In practice, this means deliberately leaving space for unstructured work that adds the necessary texture of human interactions and insight. The most innovative organizations aren’t the most efficient—they’re where people can explore, experiment, and occasionally “waste” time on ideas that might not work.
AI’s promise isn’t turning organizations into perfectly optimized machines. It’s separating machine-work from human-work, designing organizations where humans do what they do best: create, connect, care, and make meaning.
The Choice Before Us
As AI illuminates the dark energy of organizations, we face a couple of paths:
We can treat all unstructured work as a problem to solve, measuring and optimizing until every human interaction is systematized and evaluated for efficiency. This leads to organizations that function beautifully on paper and feel hollow in practice.

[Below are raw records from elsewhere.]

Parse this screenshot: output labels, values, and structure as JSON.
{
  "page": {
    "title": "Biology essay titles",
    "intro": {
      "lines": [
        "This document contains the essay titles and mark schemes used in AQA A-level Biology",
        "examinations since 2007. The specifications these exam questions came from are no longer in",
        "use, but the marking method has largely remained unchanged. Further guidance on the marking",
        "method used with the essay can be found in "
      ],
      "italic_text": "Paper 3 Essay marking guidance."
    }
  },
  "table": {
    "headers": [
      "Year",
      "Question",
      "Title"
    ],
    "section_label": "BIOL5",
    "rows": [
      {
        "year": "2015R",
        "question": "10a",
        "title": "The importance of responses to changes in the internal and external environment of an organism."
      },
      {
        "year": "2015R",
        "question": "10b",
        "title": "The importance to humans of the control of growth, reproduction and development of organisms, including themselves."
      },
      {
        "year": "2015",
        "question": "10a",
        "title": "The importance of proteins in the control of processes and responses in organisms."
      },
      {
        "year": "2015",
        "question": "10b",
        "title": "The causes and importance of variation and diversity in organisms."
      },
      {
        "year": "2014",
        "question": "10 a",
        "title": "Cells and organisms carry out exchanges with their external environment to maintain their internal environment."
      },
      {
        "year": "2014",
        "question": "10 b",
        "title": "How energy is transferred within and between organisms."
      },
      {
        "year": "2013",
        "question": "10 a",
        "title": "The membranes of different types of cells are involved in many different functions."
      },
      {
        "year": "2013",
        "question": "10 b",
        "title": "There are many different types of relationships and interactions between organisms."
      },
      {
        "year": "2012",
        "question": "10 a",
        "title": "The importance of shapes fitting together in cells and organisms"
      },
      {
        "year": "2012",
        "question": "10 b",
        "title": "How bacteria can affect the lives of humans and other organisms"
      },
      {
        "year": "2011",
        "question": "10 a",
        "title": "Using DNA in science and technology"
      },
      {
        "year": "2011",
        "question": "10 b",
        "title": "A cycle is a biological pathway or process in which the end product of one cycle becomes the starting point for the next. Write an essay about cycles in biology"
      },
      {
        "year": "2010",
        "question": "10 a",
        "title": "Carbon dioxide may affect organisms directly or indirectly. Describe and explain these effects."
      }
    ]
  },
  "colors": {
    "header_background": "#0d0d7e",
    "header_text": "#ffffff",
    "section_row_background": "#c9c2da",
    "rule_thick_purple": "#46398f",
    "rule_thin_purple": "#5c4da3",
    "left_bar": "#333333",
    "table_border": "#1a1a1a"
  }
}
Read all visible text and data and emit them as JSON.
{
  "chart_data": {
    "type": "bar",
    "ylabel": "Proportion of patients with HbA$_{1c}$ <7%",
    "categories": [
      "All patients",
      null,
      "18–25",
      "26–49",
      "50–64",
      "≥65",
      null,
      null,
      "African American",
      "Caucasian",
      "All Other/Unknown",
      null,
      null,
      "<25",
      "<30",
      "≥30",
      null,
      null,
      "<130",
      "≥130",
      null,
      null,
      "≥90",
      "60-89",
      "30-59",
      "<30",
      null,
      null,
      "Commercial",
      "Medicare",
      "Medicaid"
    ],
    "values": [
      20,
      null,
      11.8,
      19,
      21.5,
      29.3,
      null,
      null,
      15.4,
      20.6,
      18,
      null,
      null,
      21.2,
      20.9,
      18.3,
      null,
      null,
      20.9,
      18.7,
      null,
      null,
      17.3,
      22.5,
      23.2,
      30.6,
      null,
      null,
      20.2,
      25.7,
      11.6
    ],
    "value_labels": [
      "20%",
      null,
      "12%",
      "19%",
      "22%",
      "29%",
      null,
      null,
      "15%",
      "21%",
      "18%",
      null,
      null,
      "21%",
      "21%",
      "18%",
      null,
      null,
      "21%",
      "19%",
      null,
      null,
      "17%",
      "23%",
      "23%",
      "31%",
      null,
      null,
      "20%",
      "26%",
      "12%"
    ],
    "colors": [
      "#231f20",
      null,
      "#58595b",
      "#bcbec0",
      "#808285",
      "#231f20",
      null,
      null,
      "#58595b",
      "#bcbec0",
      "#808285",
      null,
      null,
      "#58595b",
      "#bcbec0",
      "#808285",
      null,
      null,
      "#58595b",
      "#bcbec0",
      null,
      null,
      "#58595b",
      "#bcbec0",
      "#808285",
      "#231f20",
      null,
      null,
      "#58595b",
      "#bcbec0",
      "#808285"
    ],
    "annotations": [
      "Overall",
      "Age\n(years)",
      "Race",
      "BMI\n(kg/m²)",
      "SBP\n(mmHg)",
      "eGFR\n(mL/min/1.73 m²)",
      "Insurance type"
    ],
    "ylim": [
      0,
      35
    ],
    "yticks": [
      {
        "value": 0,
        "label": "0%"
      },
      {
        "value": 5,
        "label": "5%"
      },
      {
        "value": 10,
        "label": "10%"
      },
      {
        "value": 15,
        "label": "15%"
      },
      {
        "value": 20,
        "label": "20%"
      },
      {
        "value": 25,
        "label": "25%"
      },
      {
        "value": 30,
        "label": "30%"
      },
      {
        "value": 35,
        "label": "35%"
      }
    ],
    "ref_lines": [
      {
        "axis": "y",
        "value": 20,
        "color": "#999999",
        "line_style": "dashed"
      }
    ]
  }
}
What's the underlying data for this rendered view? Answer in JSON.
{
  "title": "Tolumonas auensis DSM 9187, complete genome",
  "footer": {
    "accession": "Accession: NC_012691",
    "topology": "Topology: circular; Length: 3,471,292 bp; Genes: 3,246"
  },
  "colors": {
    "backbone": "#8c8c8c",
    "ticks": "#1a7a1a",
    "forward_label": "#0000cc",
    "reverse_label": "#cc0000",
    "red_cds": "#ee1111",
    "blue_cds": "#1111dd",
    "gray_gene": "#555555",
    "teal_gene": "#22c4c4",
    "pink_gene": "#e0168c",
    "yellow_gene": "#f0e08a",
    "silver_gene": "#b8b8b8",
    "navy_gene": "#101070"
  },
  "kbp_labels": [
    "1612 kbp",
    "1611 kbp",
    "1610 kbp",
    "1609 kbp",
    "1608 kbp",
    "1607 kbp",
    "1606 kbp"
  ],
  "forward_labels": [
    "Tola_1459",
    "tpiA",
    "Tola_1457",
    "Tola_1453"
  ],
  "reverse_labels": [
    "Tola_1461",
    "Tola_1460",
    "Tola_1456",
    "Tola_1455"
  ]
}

Or we can use this visibility to be more intentional—distinguishing between work that should be automated and human work that should be celebrated. Building organizations that are both more efficient and more human.
The dark energy isn’t just hidden work. It’s where organizational culture lives, where relationships form, where people find meaning. Some should be brought into the light and systematized. But some should remain protected—not because we can’t see it, but because we’ve chosen to value it.
Various forms of AI will give us unprecedented power to optimize. The real test of visionary leadership will be knowing when not to.